Glaucoma is a disease that damages the eye's optic nerve. The optic nerve is connected to the retina — a layer of light-sensitive tissue lining the back of the eye — and is made up of many nerve fibers, like an electric cable is made up of many wires. It is the optic nerve that sends signals from your retina to your brain, where these signals are interpreted as the images you see.

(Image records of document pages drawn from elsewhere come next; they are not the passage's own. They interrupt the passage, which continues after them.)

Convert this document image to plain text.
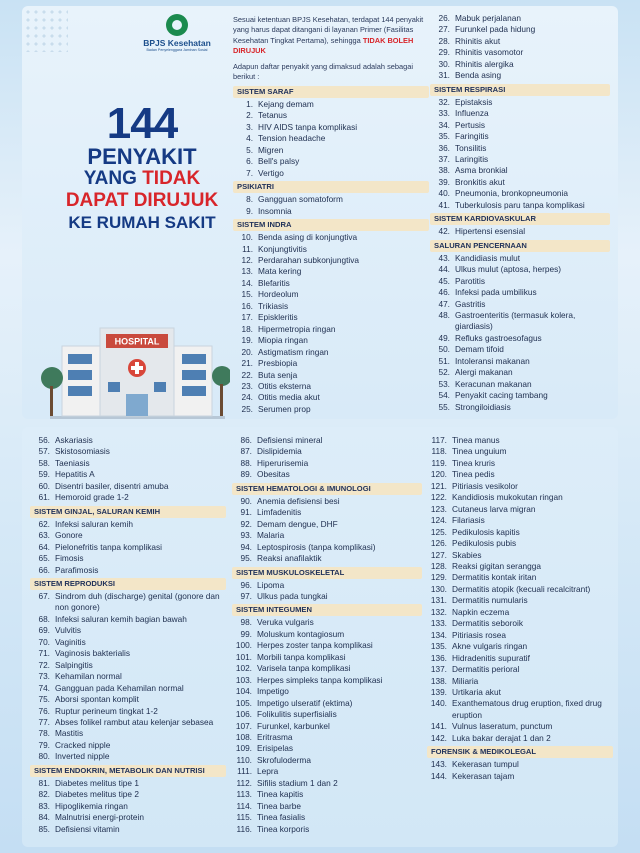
BPJS Kesehatan
Badan Penyelenggara Jaminan Sosial
144
PENYAKIT
YANG TIDAK
DAPAT DIRUJUK
KE RUMAH SAKIT
HOSPITAL

Sesuai ketentuan BPJS Kesehatan, terdapat 144 penyakit yang harus dapat ditangani di layanan Primer (Fasilitas Kesehatan Tingkat Pertama), sehingga TIDAK BOLEH DIRUJUK

Adapun daftar penyakit yang dimaksud adalah sebagai berikut :

SISTEM SARAF
1. Kejang demam
2. Tetanus
3. HIV AIDS tanpa komplikasi
4. Tension headache
5. Migren
6. Bell's palsy
7. Vertigo
PSIKIATRI
8. Gangguan somatoform
9. Insomnia
SISTEM INDRA
10. Benda asing di konjungtiva
11. Konjungtivitis
12. Perdarahan subkonjungtiva
13. Mata kering
14. Blefaritis
15. Hordeolum
16. Trikiasis
17. Episkleritis
18. Hipermetropia ringan
19. Miopia ringan
20. Astigmatism ringan
21. Presbiopia
22. Buta senja
23. Otitis eksterna
24. Otitis media akut
25. Serumen prop
26. Mabuk perjalanan
27. Furunkel pada hidung
28. Rhinitis akut
29. Rhinitis vasomotor
30. Rhinitis alergika
31. Benda asing
SISTEM RESPIRASI
32. Epistaksis
33. Influenza
34. Pertusis
35. Faringitis
36. Tonsilitis
37. Laringitis
38. Asma bronkial
39. Bronkitis akut
40. Pneumonia, bronkopneumonia
41. Tuberkulosis paru tanpa komplikasi
SISTEM KARDIOVASKULAR
42. Hipertensi esensial
SALURAN PENCERNAAN
43. Kandidiasis mulut
44. Ulkus mulut (aptosa, herpes)
45. Parotitis
46. Infeksi pada umbilikus
47. Gastritis
48. Gastroenteritis (termasuk kolera, giardiasis)
49. Refluks gastroesofagus
50. Demam tifoid
51. Intoleransi makanan
52. Alergi makanan
53. Keracunan makanan
54. Penyakit cacing tambang
55. Strongiloidiasis
56. Askariasis
57. Skistosomiasis
58. Taeniasis
59. Hepatitis A
60. Disentri basiler, disentri amuba
61. Hemoroid grade 1-2
SISTEM GINJAL, SALURAN KEMIH
62. Infeksi saluran kemih
63. Gonore
64. Pielonefritis tanpa komplikasi
65. Fimosis
66. Parafimosis
SISTEM REPRODUKSI
67. Sindrom duh (discharge) genital (gonore dan non gonore)
68. Infeksi saluran kemih bagian bawah
69. Vulvitis
70. Vaginitis
71. Vaginosis bakterialis
72. Salpingitis
73. Kehamilan normal
74. Gangguan pada Kehamilan normal
75. Aborsi spontan komplit
76. Ruptur perineum tingkat 1-2
77. Abses folikel rambut atau kelenjar sebasea
78. Mastitis
79. Cracked nipple
80. Inverted nipple
SISTEM ENDOKRIN, METABOLIK DAN NUTRISI
81. Diabetes melitus tipe 1
82. Diabetes melitus tipe 2
83. Hipoglikemia ringan
84. Malnutrisi energi-protein
85. Defisiensi vitamin
86. Defisiensi mineral
87. Dislipidemia
88. Hiperurisemia
89. Obesitas
SISTEM HEMATOLOGI & IMUNOLOGI
90. Anemia defisiensi besi
91. Limfadenitis
92. Demam dengue, DHF
93. Malaria
94. Leptospirosis (tanpa komplikasi)
95. Reaksi anafilaktik
SISTEM MUSKULOSKELETAL
96. Lipoma
97. Ulkus pada tungkai
SISTEM INTEGUMEN
98. Veruka vulgaris
99. Moluskum kontagiosum
100. Herpes zoster tanpa komplikasi
101. Morbili tanpa komplikasi
102. Varisela tanpa komplikasi
103. Herpes simpleks tanpa komplikasi
104. Impetigo
105. Impetigo ulseratif (ektima)
106. Folikulitis superfisialis
107. Furunkel, karbunkel
108. Eritrasma
109. Erisipelas
110. Skrofuloderma
111. Lepra
112. Sifilis stadium 1 dan 2
113. Tinea kapitis
114. Tinea barbe
115. Tinea fasialis
116. Tinea korporis
117. Tinea manus
118. Tinea unguium
119. Tinea kruris
120. Tinea pedis
121. Pitiriasis vesikolor
122. Kandidiosis mukokutan ringan
123. Cutaneus larva migran
124. Filariasis
125. Pedikulosis kapitis
126. Pedikulosis pubis
127. Skabies
128. Reaksi gigitan serangga
129. Dermatitis kontak iritan
130. Dermatitis atopik (kecuali recalcitrant)
131. Dermatitis numularis
132. Napkin eczema
133. Dermatitis seboroik
134. Pitiriasis rosea
135. Akne vulgaris ringan
136. Hidradenitis supuratif
137. Dermatitis perioral
138. Miliaria
139. Urtikaria akut
140. Exanthematous drug eruption, fixed drug eruption
141. Vulnus laseratum, punctum
142. Luka bakar derajat 1 dan 2
FORENSIK & MEDIKOLEGAL
143. Kekerasan tumpul
144. Kekerasan tajam
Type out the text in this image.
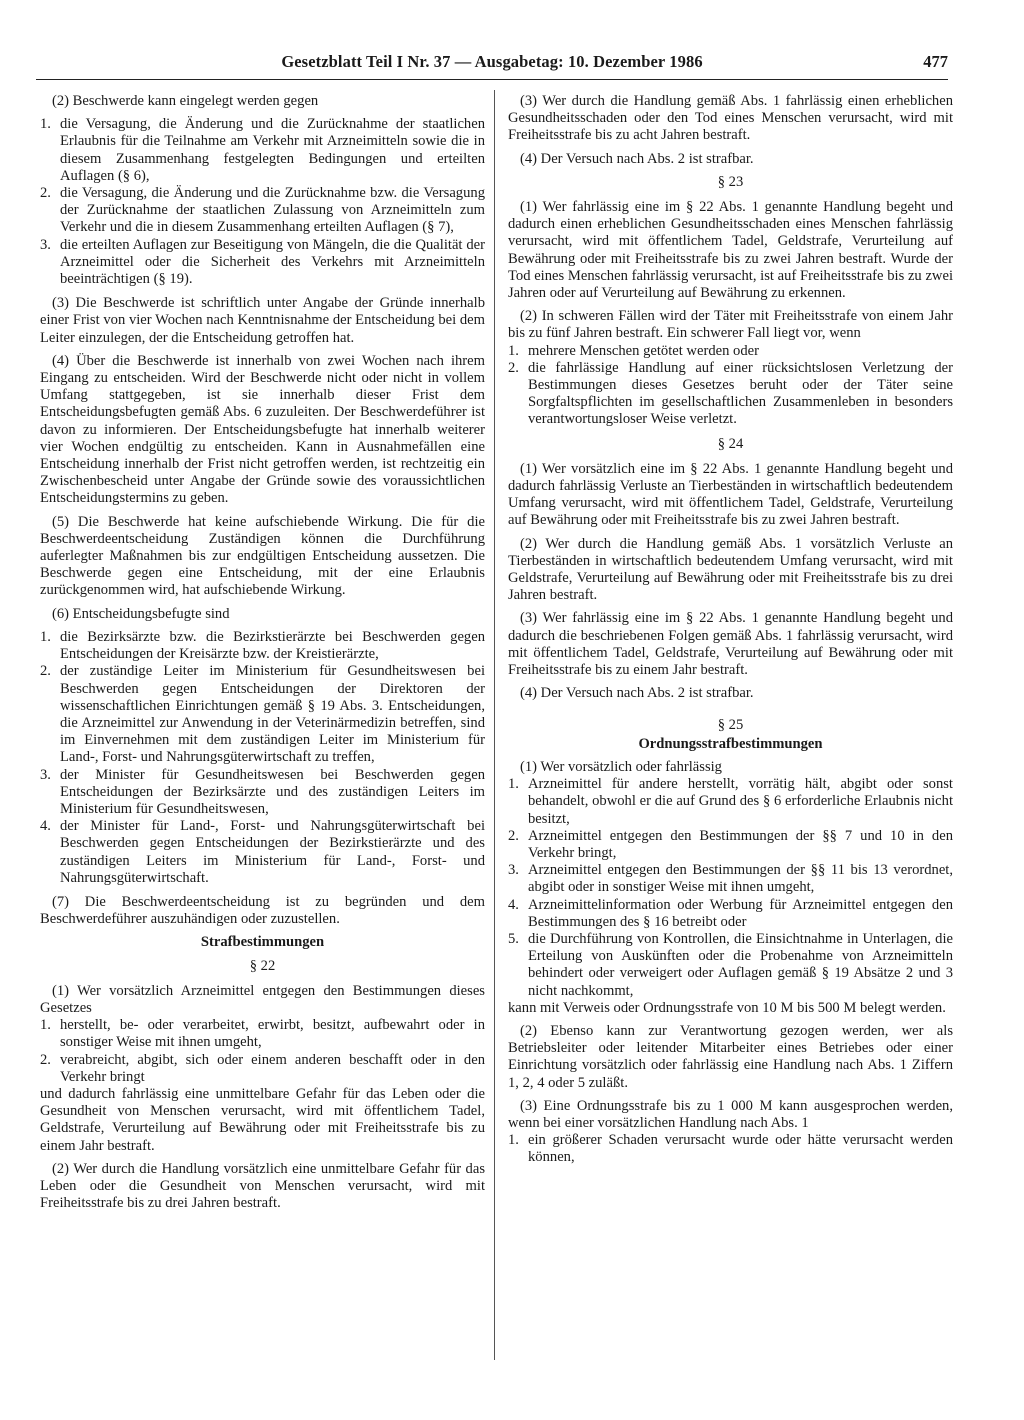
Gesetzblatt Teil I Nr. 37 — Ausgabetag: 10. Dezember 1986	477

(2) Beschwerde kann eingelegt werden gegen

1. die Versagung, die Änderung und die Zurücknahme der staatlichen Erlaubnis für die Teilnahme am Verkehr mit Arzneimitteln sowie die in diesem Zusammenhang festgelegten Bedingungen und erteilten Auflagen (§ 6),
2. die Versagung, die Änderung und die Zurücknahme bzw. die Versagung der Zurücknahme der staatlichen Zulassung von Arzneimitteln zum Verkehr und die in diesem Zusammenhang erteilten Auflagen (§ 7),
3. die erteilten Auflagen zur Beseitigung von Mängeln, die die Qualität der Arzneimittel oder die Sicherheit des Verkehrs mit Arzneimitteln beeinträchtigen (§ 19).

(3) Die Beschwerde ist schriftlich unter Angabe der Gründe innerhalb einer Frist von vier Wochen nach Kenntnisnahme der Entscheidung bei dem Leiter einzulegen, der die Entscheidung getroffen hat.

(4) Über die Beschwerde ist innerhalb von zwei Wochen nach ihrem Eingang zu entscheiden. Wird der Beschwerde nicht oder nicht in vollem Umfang stattgegeben, ist sie innerhalb dieser Frist dem Entscheidungsbefugten gemäß Abs. 6 zuzuleiten. Der Beschwerdeführer ist davon zu informieren. Der Entscheidungsbefugte hat innerhalb weiterer vier Wochen endgültig zu entscheiden. Kann in Ausnahmefällen eine Entscheidung innerhalb der Frist nicht getroffen werden, ist rechtzeitig ein Zwischenbescheid unter Angabe der Gründe sowie des voraussichtlichen Entscheidungstermins zu geben.

(5) Die Beschwerde hat keine aufschiebende Wirkung. Die für die Beschwerdeentscheidung Zuständigen können die Durchführung auferlegter Maßnahmen bis zur endgültigen Entscheidung aussetzen. Die Beschwerde gegen eine Entscheidung, mit der eine Erlaubnis zurückgenommen wird, hat aufschiebende Wirkung.

(6) Entscheidungsbefugte sind

1. die Bezirksärzte bzw. die Bezirkstierärzte bei Beschwerden gegen Entscheidungen der Kreisärzte bzw. der Kreistierärzte,
2. der zuständige Leiter im Ministerium für Gesundheitswesen bei Beschwerden gegen Entscheidungen der Direktoren der wissenschaftlichen Einrichtungen gemäß § 19 Abs. 3. Entscheidungen, die Arzneimittel zur Anwendung in der Veterinärmedizin betreffen, sind im Einvernehmen mit dem zuständigen Leiter im Ministerium für Land-, Forst- und Nahrungsgüterwirtschaft zu treffen,
3. der Minister für Gesundheitswesen bei Beschwerden gegen Entscheidungen der Bezirksärzte und des zuständigen Leiters im Ministerium für Gesundheitswesen,
4. der Minister für Land-, Forst- und Nahrungsgüterwirtschaft bei Beschwerden gegen Entscheidungen der Bezirkstierärzte und des zuständigen Leiters im Ministerium für Land-, Forst- und Nahrungsgüterwirtschaft.

(7) Die Beschwerdeentscheidung ist zu begründen und dem Beschwerdeführer auszuhändigen oder zuzustellen.

Strafbestimmungen
§ 22

(1) Wer vorsätzlich Arzneimittel entgegen den Bestimmungen dieses Gesetzes

1. herstellt, be- oder verarbeitet, erwirbt, besitzt, aufbewahrt oder in sonstiger Weise mit ihnen umgeht,
2. verabreicht, abgibt, sich oder einem anderen beschafft oder in den Verkehr bringt

und dadurch fahrlässig eine unmittelbare Gefahr für das Leben oder die Gesundheit von Menschen verursacht, wird mit öffentlichem Tadel, Geldstrafe, Verurteilung auf Bewährung oder mit Freiheitsstrafe bis zu einem Jahr bestraft.

(2) Wer durch die Handlung vorsätzlich eine unmittelbare Gefahr für das Leben oder die Gesundheit von Menschen verursacht, wird mit Freiheitsstrafe bis zu drei Jahren bestraft.

(3) Wer durch die Handlung gemäß Abs. 1 fahrlässig einen erheblichen Gesundheitsschaden oder den Tod eines Menschen verursacht, wird mit Freiheitsstrafe bis zu acht Jahren bestraft.

(4) Der Versuch nach Abs. 2 ist strafbar.

§ 23

(1) Wer fahrlässig eine im § 22 Abs. 1 genannte Handlung begeht und dadurch einen erheblichen Gesundheitsschaden eines Menschen fahrlässig verursacht, wird mit öffentlichem Tadel, Geldstrafe, Verurteilung auf Bewährung oder mit Freiheitsstrafe bis zu zwei Jahren bestraft. Wurde der Tod eines Menschen fahrlässig verursacht, ist auf Freiheitsstrafe bis zu zwei Jahren oder auf Verurteilung auf Bewährung zu erkennen.

(2) In schweren Fällen wird der Täter mit Freiheitsstrafe von einem Jahr bis zu fünf Jahren bestraft. Ein schwerer Fall liegt vor, wenn

1. mehrere Menschen getötet werden oder
2. die fahrlässige Handlung auf einer rücksichtslosen Verletzung der Bestimmungen dieses Gesetzes beruht oder der Täter seine Sorgfaltspflichten im gesellschaftlichen Zusammenleben in besonders verantwortungsloser Weise verletzt.
§ 24

(1) Wer vorsätzlich eine im § 22 Abs. 1 genannte Handlung begeht und dadurch fahrlässig Verluste an Tierbeständen in wirtschaftlich bedeutendem Umfang verursacht, wird mit öffentlichem Tadel, Geldstrafe, Verurteilung auf Bewährung oder mit Freiheitsstrafe bis zu zwei Jahren bestraft.

(2) Wer durch die Handlung gemäß Abs. 1 vorsätzlich Verluste an Tierbeständen in wirtschaftlich bedeutendem Umfang verursacht, wird mit Geldstrafe, Verurteilung auf Bewährung oder mit Freiheitsstrafe bis zu drei Jahren bestraft.

(3) Wer fahrlässig eine im § 22 Abs. 1 genannte Handlung begeht und dadurch die beschriebenen Folgen gemäß Abs. 1 fahrlässig verursacht, wird mit öffentlichem Tadel, Geldstrafe, Verurteilung auf Bewährung oder mit Freiheitsstrafe bis zu einem Jahr bestraft.

(4) Der Versuch nach Abs. 2 ist strafbar.

§ 25
Ordnungsstrafbestimmungen

(1) Wer vorsätzlich oder fahrlässig

1. Arzneimittel für andere herstellt, vorrätig hält, abgibt oder sonst behandelt, obwohl er die auf Grund des § 6 erforderliche Erlaubnis nicht besitzt,
2. Arzneimittel entgegen den Bestimmungen der §§ 7 und 10 in den Verkehr bringt,
3. Arzneimittel entgegen den Bestimmungen der §§ 11 bis 13 verordnet, abgibt oder in sonstiger Weise mit ihnen umgeht,
4. Arzneimittelinformation oder Werbung für Arzneimittel entgegen den Bestimmungen des § 16 betreibt oder
5. die Durchführung von Kontrollen, die Einsichtnahme in Unterlagen, die Erteilung von Auskünften oder die Probenahme von Arzneimitteln behindert oder verweigert oder Auflagen gemäß § 19 Absätze 2 und 3 nicht nachkommt,

kann mit Verweis oder Ordnungsstrafe von 10 M bis 500 M belegt werden.

(2) Ebenso kann zur Verantwortung gezogen werden, wer als Betriebsleiter oder leitender Mitarbeiter eines Betriebes oder einer Einrichtung vorsätzlich oder fahrlässig eine Handlung nach Abs. 1 Ziffern 1, 2, 4 oder 5 zuläßt.

(3) Eine Ordnungsstrafe bis zu 1 000 M kann ausgesprochen werden, wenn bei einer vorsätzlichen Handlung nach Abs. 1

1. ein größerer Schaden verursacht wurde oder hätte verursacht werden können,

Glaucoma normally progresses so slowly that there are usually no warning signs before permanent damage has occurred to the eye. Mid Atlantic Eye Physicians doctors and staff believe it is vital to educate patients about the importance of a yearly eye exam to increase early detection and treatment of glaucoma to help prevent vision loss.
What is glaucoma?
In a healthy eye, clear fluid is constantly being made behind the iris and leaving the eye through a microscopic drainage canal in the front of the eye. If this drainage channel becomes blocked, the pressure inside the eye goes up and often causes glaucoma damage to the optic nerve. This is the nerve that connects the eye to the brain so damage to it causes loss of vision.
Who is at risk?
While the causes of glaucoma are not completely known, we do know that risk factors for its development include a family history of glaucoma, race and older age. Glaucoma may affect people of any age from newborns to the elderly but is more common in adults as they approach their senior years. African-Americans, Hispanics and people with diabetes are also at increased risk of developing the disease.